Usage: Especially common in clinical research where patients who meet specific inclusion criteria are recruited as they present.
Advantages:
Widely used and simple to implement.
Less expensive than probability methods.
Does not require a comprehensive list of all population elements.
Limitations:
Variability and bias cannot be precisely measured or controlled.

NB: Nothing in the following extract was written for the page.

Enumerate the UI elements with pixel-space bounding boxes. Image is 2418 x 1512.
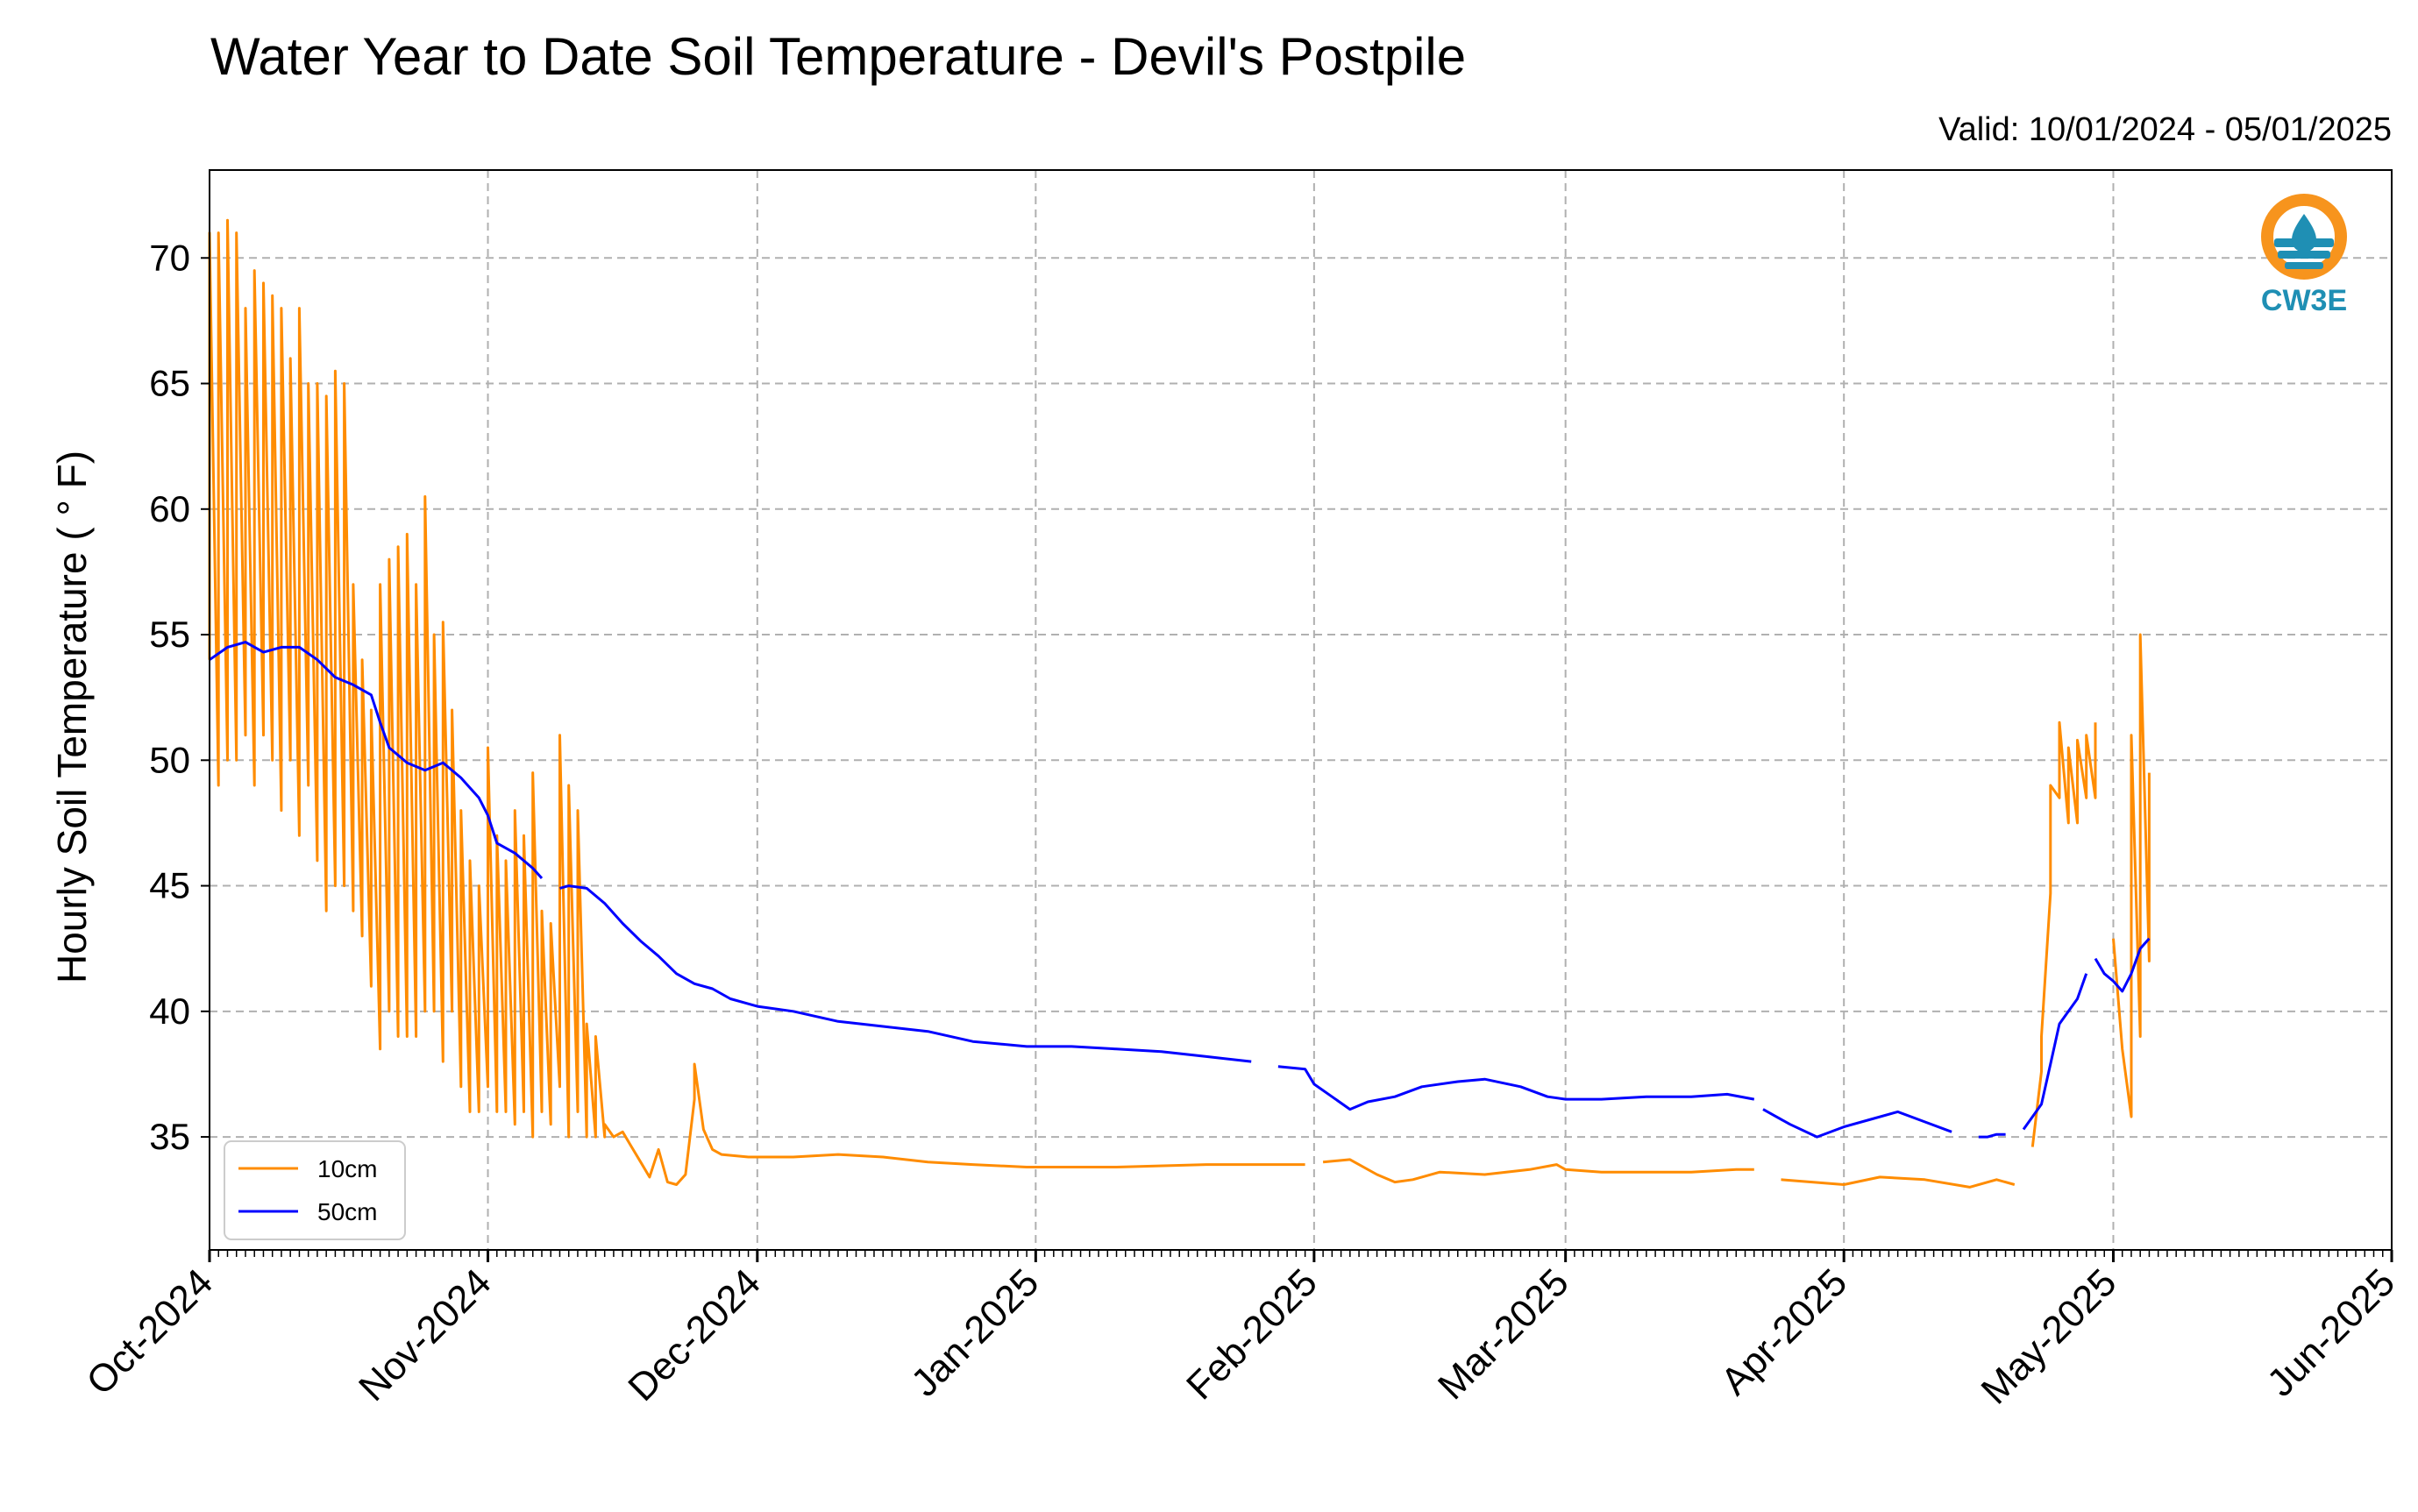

Results cannot be generalised beyond the specific sample.
Example: Patients attending the out-patient department (OPD) of a hospital who meet certain inclusion criteria; school students; members of a specific social organisation.
2. Quota Sampling
Description: A sampling procedure designed to ensure that a certain characteristic of the population is represented in the sample to the exact extent desired by the investigator.
Advantages:
Moderate cost.
Widely used and understood.
No need for a list of all population elements.
Introduces some elements of stratification by ensuring specific group representation.
Limitations: Similar to convenience sampling, as it inherently suffers from selection bias.
Example: In a sample of 100 individuals, an investigator might aim for 40\% men and 60\% women. Recruitment ceases when the 'quota' for men (e.g., 40 men) is filled, regardless of when it occurs.
Distinction between Quota Sampling and Stratified Sampling:
Feature
Stratified Sampling
Quota Sampling
Selection
Subjects selected by simple random sampling within created categories.
Interviewer selects the first available subject who meets inclusion criteria (convenience based).
Call-backs
Used to obtain specific subjects.
Not typically used; selection is immediate.
Sampling Frame
Required.
Not required.
Probability
Uses probability sampling.
Non-probability (convenience-based after quota set).
Error Est.
Permits estimation of sampling error.
Does not permit estimation of sampling error.
3. Snowball Sampling
Description: In this procedure, initial respondents are chosen either by probability or non-probability methods. These initial respondents then provide information to obtain additional respondents, and the process continues.
Advantages:
Low cost.
Useful in specific circumstances, especially for locating rare or hidden populations.
Disadvantages:
Introduces bias because sampling units are not independent (relies on networks).
Projecting data beyond the sample is generally not justified.
Example: In a study involving individuals engaging in high-risk behaviour or substance abuse, an initial participant might name other individuals involved in similar practices. These new individuals are then recruited, and the process continues until the desired sample size is reached.
Conclusion and Key Points
Importance of Methodology: To achieve valid research results, selecting a sound and scientific sampling methodology is paramount.
Preference for Probability Sampling: Ideally, probability sampling methods should be employed to ensure the representativeness of the sample and the generalisability of results to the target population.
Caution for Non-Probability Sampling: If non-probability methods are used, extreme caution must be exercised when interpreting study results due to inherent biases and lack of generalisability.
Summary Key Points:
The choice of sampling method should always align with the specific population of interest for the study.
Reliable results fundamentally depend on careful and thorough planning of the sampling process.
Probability samples are considered the 'gold standard' in sampling methodology due to their statistical properties.
Using probability sampling allows for the generalisation of findings to the entire population defined by the sampling frame.
Conversely, non-probability sampling limits generalisations strictly to the sample studied, and findings cannot be confidently projected beyond it.